And how did this happen? I’ve looked in The Star’s archives, and am embarrassed to remember.

In 1977, Mary Ella Reutershan Richard, Democrat, ran for town supervisor here against Ronald Rioux, Republican, whose running mate atop the G.O.P. ticket was the enormously popular Perry B. Duryea of Montauk, a former Speaker of the New York State Assembly who everyone in East Hampton thought would surely be governor one day.

I didn’t then know Mary Ella, who turned out to be very well worth knowing and would have made a fine supervisor, but anyone whom Mr. Duryea endorsed was good enough for me. I cared next to nothing then about local politics — yes, I was working at The Star, but only summers — and not much more about national. It was the Star connection — they said my vote would count more here, and they were right — that did it.

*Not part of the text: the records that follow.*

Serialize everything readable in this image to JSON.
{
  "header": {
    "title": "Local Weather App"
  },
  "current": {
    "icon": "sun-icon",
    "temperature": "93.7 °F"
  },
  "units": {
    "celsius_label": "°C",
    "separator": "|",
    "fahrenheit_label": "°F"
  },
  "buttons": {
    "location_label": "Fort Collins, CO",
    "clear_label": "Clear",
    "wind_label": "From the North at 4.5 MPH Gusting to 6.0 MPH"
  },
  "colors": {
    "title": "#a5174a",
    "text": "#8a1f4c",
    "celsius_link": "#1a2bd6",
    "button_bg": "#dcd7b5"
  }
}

Anyway, I voted the Republican ticket and promptly forgot about it. But something happened afterward. Back in those pre-email days, our mailbox started filling up with invitations to G.O.P. fund-raisers — clambakes at Maidstone Park, pot roast dinners at the American Legion Hall — down-home events that introduced us to an East Hampton we’d never have otherwise known. Contacts made then eventually led to my husband’s representing the Baymen’s Association in a successful lawsuit against General Electric for polluting the Hudson River and decimating the striped bass fishery.

I haven’t thought about any of this in many years. The written invites have long since stopped. Instead, out of nowhere, I’m getting these emails from United Patriot News and Right Wing Review.com with “Proof Dr. Fauci Lies and Can’t Be Trusted.”

Weirdly, they are interspersed with information about “The 14 WORST Breakfast Foods Known to Man” and “Doctor Reveals True Cause of Constipation.”

All I can say — other than, yes, I’ve written to the Board of Elections to change registrations — is: Beware of hard-boiled eggs.


Irene Silverman is The Star’s editor at large. (Most of the staff is at large too, these days.)